Showing posts with label coexistence. Show all posts
Showing posts with label coexistence. Show all posts

Saturday, November 8, 2025

🌿 Look Beyond the Looks

 

A green parrot perched on a plant

It’s strange how easily we mistake beauty for worth. The eye judges long before the heart decides — and that quiet bias shapes how we see one another, and even how we see other living beings. There’s a reason we don’t admire the crow the way we admire the parrot.

Our compassion, when it arrives, is rarely free of preference. We are moved by what we find beautiful and unmoved by what we find unpleasant. It feels acceptable to kill a cockroach because it looks creepy, yet unthinkable to harm a butterfly because it’s pretty. But even the cockroach, unsettling as it seems, plays its part in nature’s intricate design.
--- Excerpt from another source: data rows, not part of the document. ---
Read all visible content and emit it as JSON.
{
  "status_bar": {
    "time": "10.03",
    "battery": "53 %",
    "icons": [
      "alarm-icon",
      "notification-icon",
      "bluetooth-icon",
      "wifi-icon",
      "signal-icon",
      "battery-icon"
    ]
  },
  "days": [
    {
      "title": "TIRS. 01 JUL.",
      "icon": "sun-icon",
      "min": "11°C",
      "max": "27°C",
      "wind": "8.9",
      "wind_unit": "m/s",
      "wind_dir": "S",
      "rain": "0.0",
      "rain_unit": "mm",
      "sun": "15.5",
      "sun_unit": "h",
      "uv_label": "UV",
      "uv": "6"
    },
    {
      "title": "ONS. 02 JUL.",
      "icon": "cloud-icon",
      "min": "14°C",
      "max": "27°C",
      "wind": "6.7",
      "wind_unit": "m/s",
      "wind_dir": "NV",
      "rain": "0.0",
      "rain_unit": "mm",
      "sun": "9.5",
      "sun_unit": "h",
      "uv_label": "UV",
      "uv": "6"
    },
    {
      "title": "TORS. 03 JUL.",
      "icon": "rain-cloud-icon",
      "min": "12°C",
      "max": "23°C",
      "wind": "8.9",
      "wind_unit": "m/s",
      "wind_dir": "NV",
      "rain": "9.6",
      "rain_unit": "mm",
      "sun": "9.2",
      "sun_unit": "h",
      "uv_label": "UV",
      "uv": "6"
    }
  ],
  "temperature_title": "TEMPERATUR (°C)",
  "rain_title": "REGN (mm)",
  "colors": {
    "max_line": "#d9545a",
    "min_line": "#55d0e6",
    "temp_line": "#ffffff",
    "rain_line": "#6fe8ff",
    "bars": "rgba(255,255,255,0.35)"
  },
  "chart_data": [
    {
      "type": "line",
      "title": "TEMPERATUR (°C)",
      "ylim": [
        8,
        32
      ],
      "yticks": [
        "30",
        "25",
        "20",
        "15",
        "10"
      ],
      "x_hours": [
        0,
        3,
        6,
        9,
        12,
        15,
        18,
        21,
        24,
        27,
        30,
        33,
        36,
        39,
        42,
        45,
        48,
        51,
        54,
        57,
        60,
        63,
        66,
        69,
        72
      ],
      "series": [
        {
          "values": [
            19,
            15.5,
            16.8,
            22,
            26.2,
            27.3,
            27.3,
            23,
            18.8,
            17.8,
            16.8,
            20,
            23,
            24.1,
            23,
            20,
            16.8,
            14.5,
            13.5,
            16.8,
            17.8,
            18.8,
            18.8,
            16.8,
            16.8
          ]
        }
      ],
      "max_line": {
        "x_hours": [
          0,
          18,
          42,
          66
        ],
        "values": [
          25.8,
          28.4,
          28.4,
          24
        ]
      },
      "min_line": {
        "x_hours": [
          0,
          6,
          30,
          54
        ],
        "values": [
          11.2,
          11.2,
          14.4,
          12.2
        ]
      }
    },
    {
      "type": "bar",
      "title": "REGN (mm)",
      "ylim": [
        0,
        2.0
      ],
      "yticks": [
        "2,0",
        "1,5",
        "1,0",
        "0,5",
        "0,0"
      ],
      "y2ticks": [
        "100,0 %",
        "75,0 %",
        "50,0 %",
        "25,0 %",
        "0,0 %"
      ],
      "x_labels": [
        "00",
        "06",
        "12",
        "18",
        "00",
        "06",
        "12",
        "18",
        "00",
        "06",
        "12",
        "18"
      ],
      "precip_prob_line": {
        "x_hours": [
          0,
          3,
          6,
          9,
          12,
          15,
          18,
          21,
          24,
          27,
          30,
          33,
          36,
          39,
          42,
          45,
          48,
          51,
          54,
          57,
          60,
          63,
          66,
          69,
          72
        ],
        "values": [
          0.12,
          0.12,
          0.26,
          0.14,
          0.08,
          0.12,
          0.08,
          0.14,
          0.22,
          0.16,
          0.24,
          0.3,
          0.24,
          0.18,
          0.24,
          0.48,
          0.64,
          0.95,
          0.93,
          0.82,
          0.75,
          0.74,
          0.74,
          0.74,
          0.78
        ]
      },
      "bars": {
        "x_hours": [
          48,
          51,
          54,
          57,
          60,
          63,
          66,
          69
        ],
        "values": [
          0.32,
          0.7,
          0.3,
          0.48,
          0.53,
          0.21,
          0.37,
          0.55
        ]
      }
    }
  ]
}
Beauty often amplifies compassion, while silence mutes it. We seldom march for fish — not because they don’t suffer, but because we neither hear their cries nor see their tears. We’ve come to believe that sound and sight are measures of worth. A fish may not scream or weep, but it bleeds the same red as we do. When empathy depends on how something looks, we lose sight of what kindness truly means.

Humanity’s vastness is often seen as a burden on this planet — billions of us consuming, producing, and polluting. Yet we rarely think of what our sheer numbers could accomplish if we turned even a fraction of our energy toward compassion.

Change doesn’t begin with grand gestures; it begins quietly — when we stop measuring empathy by appearances. Life is not a hierarchy, with humans on top and the rest below, but a shared continuum of existence. The tree that cools our street, the bird that carries seeds across distances, the bee that sustains our crops, and the humble worm that nourishes the soil — all are part of the same circle that keeps us alive.

A few thoughtful acts may seem small, but multiplied across billions, they become a quiet revolution of empathy. And perhaps, by doing a little for everyone else, we might learn to live a little better with ourselves.